Oleh karena itu, jika budaya yang ada mengandung seperangkat keyakinan yang
dapat melindungi perkembangan anak, maka nilai-nilai pengasuhan yang diperoleh
orangtua kemungkinan juga berdampak positif terhadap perkembangan anak.
Sebaliknya, jika ternyata keyakinan yang ada dalam budaya masyarakat setempat
justru memperbesar munculnya faktor resiko, maka nilai-nilai pengasuhan yang
diperoleh orangtua pun akan menyebabkan perkembangan yang negatif pada anak.
Orangtua
harus berperan sebagai buffer antara anak dan lingkungan. Orangtua
mengajarkan nilai dari budaya mereka kepada anak dan budaya yang umum berlaku
pada masyarakat dan mengajarkan realitas sebagai anggota ras/suku tertentu dan
bagaimana mengatasi perbedaan dengan realitas yang ada sehingga memperoleh rasa
bangga sebagai suatu suku bangsa bagi perkembangan anak sendiri.
*********
Jepang dan Amerika Serikat (AS) adalah dua negara
yang berada pada fase kritis yang sama dalam beberapa bidang seperti
perdagangan, politik dan kerjasama internasional. Dua negara ini saling
membutuhkan dan mungkin saling melengkapi satu dengan yang lainnya. Kesamaan kedua
negara maju ini dalam perkembangan teknologi namun memiliki kebudayaan yang
berbeda. Latar belakang budaya yang berbeda ini, ikut mewarnai corak pengasuhan
dalam keluarga mereka masing-masing.
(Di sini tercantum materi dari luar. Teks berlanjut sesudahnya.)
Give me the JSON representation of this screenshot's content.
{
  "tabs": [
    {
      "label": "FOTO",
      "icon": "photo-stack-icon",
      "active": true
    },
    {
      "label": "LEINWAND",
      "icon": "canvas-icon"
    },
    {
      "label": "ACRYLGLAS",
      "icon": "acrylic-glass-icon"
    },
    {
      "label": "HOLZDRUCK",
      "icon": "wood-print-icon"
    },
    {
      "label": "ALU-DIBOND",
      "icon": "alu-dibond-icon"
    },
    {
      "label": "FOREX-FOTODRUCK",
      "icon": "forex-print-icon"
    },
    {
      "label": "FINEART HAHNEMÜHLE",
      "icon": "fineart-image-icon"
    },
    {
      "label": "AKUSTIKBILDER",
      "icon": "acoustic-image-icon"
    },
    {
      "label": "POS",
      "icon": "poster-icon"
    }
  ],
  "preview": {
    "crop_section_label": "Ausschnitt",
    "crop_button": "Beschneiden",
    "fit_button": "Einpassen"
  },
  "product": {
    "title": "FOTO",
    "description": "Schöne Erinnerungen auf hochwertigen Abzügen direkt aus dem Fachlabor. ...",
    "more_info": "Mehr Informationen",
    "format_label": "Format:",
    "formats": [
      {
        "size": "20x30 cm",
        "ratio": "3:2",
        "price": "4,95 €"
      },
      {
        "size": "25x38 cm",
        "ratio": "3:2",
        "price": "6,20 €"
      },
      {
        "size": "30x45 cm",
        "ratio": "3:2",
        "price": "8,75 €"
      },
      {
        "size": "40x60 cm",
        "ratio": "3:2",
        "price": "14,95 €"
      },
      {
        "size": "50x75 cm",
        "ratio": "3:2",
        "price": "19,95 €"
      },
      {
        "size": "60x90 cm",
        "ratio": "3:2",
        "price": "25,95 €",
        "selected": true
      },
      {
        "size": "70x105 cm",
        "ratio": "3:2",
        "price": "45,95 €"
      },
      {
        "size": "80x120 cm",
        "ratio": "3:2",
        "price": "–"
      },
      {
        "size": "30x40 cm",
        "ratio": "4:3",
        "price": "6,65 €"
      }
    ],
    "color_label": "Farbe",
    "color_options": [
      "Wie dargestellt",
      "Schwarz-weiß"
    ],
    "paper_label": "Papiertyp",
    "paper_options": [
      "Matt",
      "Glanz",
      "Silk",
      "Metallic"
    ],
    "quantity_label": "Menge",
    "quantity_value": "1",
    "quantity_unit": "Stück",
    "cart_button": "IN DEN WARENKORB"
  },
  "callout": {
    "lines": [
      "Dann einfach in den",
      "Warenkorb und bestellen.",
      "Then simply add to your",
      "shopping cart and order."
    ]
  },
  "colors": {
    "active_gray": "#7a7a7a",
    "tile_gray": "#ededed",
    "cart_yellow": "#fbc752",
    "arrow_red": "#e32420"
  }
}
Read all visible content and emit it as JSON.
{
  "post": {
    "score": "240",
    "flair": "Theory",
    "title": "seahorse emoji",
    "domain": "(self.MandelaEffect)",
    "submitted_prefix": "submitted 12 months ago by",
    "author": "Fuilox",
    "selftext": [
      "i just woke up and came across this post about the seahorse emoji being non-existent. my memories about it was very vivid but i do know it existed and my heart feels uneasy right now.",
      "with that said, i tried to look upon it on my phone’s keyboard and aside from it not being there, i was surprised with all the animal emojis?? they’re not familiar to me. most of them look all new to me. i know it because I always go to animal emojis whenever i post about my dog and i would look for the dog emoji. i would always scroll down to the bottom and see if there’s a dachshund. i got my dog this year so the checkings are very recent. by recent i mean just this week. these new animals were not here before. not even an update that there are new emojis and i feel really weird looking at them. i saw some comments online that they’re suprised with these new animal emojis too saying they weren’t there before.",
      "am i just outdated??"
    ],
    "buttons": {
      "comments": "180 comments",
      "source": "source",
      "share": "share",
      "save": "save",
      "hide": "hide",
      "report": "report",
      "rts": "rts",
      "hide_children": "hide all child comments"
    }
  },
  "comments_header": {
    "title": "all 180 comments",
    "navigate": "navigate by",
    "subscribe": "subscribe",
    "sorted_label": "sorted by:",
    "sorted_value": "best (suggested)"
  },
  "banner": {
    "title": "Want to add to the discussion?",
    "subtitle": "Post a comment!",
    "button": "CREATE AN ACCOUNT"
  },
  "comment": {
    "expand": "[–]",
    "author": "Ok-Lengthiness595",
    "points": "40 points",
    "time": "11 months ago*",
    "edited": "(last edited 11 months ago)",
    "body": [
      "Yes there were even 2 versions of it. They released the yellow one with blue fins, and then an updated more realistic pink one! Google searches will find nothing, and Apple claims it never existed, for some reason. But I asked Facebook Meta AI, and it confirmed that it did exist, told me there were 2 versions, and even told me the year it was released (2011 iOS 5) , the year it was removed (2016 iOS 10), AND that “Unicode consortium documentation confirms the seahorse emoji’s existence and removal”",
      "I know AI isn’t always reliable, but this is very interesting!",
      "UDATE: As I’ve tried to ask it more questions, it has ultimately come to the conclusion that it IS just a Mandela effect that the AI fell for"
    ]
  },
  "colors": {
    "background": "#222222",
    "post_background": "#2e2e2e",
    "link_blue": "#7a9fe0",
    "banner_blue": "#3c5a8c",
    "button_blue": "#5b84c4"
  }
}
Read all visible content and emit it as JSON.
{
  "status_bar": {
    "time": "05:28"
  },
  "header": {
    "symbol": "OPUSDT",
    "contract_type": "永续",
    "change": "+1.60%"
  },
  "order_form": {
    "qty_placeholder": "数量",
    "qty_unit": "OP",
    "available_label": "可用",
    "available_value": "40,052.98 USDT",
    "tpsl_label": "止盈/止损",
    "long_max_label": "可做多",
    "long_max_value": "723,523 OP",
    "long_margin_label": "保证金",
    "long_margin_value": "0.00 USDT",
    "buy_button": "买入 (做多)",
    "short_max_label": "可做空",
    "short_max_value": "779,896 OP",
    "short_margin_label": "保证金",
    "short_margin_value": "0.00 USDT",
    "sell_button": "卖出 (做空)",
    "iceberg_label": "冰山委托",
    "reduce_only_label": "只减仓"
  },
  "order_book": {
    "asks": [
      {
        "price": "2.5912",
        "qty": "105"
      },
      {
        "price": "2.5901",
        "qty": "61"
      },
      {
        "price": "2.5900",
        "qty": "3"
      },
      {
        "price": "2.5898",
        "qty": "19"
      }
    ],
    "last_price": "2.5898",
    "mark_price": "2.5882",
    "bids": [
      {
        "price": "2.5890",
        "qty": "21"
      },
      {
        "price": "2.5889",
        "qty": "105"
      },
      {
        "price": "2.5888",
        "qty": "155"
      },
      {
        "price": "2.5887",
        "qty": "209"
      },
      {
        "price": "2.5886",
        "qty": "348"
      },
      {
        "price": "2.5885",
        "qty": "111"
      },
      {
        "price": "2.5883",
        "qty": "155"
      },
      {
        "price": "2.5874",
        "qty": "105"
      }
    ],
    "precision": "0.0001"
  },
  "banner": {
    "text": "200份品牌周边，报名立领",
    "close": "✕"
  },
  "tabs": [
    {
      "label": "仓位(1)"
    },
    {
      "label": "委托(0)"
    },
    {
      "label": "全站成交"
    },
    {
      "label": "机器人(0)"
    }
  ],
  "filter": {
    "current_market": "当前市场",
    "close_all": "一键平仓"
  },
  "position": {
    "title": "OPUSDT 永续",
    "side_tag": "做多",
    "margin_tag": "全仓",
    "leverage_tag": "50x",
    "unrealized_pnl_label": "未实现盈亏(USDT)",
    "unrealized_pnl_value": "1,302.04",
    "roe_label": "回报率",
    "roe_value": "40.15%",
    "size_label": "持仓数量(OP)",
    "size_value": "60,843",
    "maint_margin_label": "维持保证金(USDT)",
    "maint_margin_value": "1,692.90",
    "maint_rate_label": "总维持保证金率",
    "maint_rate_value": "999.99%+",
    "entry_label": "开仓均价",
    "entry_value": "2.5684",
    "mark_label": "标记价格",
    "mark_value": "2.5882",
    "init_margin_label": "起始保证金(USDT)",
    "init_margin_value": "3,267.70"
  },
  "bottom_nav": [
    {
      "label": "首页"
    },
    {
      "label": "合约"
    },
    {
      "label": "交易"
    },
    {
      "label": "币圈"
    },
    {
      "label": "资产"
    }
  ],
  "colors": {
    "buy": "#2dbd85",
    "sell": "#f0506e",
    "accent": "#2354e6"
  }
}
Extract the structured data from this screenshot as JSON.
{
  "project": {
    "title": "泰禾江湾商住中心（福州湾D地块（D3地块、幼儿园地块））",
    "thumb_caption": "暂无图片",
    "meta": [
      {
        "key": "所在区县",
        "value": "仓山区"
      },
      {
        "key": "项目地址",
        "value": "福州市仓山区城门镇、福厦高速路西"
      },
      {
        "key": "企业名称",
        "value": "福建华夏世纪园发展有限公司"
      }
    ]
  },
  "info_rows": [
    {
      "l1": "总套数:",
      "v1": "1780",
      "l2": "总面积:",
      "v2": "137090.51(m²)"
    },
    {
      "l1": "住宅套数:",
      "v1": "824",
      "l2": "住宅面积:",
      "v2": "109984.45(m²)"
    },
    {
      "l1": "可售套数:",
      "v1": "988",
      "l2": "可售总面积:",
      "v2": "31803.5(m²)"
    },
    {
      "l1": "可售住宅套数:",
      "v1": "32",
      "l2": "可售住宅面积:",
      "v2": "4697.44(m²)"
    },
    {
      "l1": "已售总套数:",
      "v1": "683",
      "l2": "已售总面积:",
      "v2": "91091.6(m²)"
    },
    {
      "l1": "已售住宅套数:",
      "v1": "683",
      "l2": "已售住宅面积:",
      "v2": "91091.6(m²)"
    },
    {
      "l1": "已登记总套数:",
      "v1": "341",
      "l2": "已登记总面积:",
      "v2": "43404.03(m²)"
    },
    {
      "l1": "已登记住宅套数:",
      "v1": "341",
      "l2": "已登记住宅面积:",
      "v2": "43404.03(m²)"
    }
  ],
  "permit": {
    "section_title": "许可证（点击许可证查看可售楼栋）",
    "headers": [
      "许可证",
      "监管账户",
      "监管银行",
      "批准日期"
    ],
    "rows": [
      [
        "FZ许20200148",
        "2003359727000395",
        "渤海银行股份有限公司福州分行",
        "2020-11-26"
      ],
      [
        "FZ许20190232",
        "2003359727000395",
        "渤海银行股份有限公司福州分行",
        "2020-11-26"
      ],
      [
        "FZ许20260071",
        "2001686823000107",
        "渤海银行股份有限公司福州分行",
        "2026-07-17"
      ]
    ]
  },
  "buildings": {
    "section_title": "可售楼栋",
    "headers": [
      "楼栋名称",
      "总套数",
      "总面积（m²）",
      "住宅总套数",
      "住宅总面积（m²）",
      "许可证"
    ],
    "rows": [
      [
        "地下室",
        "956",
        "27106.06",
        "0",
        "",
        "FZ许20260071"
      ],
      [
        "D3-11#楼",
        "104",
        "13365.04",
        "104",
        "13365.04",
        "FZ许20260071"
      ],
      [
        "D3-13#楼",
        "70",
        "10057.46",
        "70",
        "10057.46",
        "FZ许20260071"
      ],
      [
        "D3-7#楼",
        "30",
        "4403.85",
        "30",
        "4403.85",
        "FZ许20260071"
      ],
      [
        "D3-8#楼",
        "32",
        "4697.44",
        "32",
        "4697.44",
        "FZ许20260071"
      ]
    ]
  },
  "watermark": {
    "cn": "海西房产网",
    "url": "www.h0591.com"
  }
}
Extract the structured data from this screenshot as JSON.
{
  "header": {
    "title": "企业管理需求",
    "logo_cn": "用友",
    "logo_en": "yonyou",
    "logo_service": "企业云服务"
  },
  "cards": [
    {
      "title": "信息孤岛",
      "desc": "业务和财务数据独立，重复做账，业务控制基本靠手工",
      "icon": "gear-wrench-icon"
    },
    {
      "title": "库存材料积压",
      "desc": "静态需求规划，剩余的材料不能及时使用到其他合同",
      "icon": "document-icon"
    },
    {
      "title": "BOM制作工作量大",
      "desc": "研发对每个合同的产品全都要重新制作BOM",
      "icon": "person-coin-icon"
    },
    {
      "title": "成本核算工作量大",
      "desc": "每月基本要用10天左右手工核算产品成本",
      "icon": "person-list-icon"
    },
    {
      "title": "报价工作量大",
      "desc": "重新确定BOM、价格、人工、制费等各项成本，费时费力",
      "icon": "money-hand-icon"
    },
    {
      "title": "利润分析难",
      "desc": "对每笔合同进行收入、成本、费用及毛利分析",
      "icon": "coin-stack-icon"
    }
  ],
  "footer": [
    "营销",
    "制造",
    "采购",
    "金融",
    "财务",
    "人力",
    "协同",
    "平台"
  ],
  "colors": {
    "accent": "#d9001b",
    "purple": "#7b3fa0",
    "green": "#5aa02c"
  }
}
Karakter dasar budaya Jepang antara lain yaitu:
malu/ shame (haji; Benedict,
1946), dependency wish (amae; Doi,
1973), hubungan sosial yang terbatas/limited
social nexus (Nakamura, 1964), vertical
society (Nakane, 1970), public and
private self (Barnlund, 1975).
Beberapa perbedaan orang tua dalam memperlakukan anak
antara Jepang dan AS antara lain : ibu di AS memiliki pendekatan yang lebih hidup terhadap bayinya. Banyak menstimulus,
melihat dan berbicara pada bayinya. Komunikasi antara ibu dan bayi adalah untuk
merespon suara gembira bayi. Anak usia 5 tahun sudah terpisah tidurnya dengan
orang tuanya. Sedangkan ibu di Jepang memiliki pendekatan yang lebih
menyejukkan dan menenangkan pada bayi, dengan cara ‘meninabobokan’,
menggendong, dan mengayun bayinya. Komunikasi antara ibu dan bayi adalah dalam
rangka untuk menenangkan bayi. Anak usia 5 tahun masih tidur dengan orang
tuanya.
Dalam pengasuhan anak terdapat harapan
orang tua dalam tumbuh kembangnya nanti. Dalam hal ini terdapat juga perbedaan
antara orang tua di AS dengan di Jepang. Bagi ibu di AS penguasaan anak-anaknya
lebih awal adalah dalam hal verbal asertif dan ketrampilan sosial, dimana ketrampilan
sosial yang ditekankan adalah antara anak dengan temannya. Perubahan sebagai
hasil dari perkembangan anak, bertahap yakni dari ketergantungan menuju kemandirian, dimana ada
masa transisi menuju dewasa yang ditandai dengan keluarnya anak dari rumah
orang tuanya untuk hidup mandiri “leaving
home”. Sedangkan bagi ibu di Jepang, penguasaan anak-anaknya lebih awal adalah
dalam hal kematangan emosional, kepatuhan dan kesopanan sosial, dimana
kepatuhan yang ditekankan adalah kepatuhan
anak terhadap orang tuanya. Perubahan sebagai hasil dari perkembangan anak,
juga bertahap yakni dari ketergantungan
yang immature menuju ketergantungan
yang mature.
Penelitian yang dilakukan
di Tokyo dan San Fransisco ini menunjukkan bahwa kohesi yang didefinisikan
sebagai “the degree of commitment, help,
and support family members provide for one another”, tampaknya merupakan
konsep budaya yang penting bagi sebagian besar orang Jepang. Hal ini dapat
menjadi salah satu aspek yang paling penting dari orientasi kelompok Jepang
(Hamaguchi, 1982). Kohesi dan kontrol memiliki hubungan positif pada orang tua
Jepang namun berhubungan negatif untuk orang tua AS. Dalam norma budaya Amerika, kohesi, yang meliputi bantuan dan dukungan dalam kelaurga diputuskan atas kebijaksanaan setiap anggota dewasa (termasuk anak yang sudah dewasa) dan bukan hasil dari aturan dan pembatasan (misal kontrol) di luar individu. Sedangkan di jepang hal-hal seperti bantuan, dukungan dan komitmen (misalnya kohesi) tampaknya datang dari orangtua dengan penekanan pada aturan-aturan tradisional dan prosedur di luar individu.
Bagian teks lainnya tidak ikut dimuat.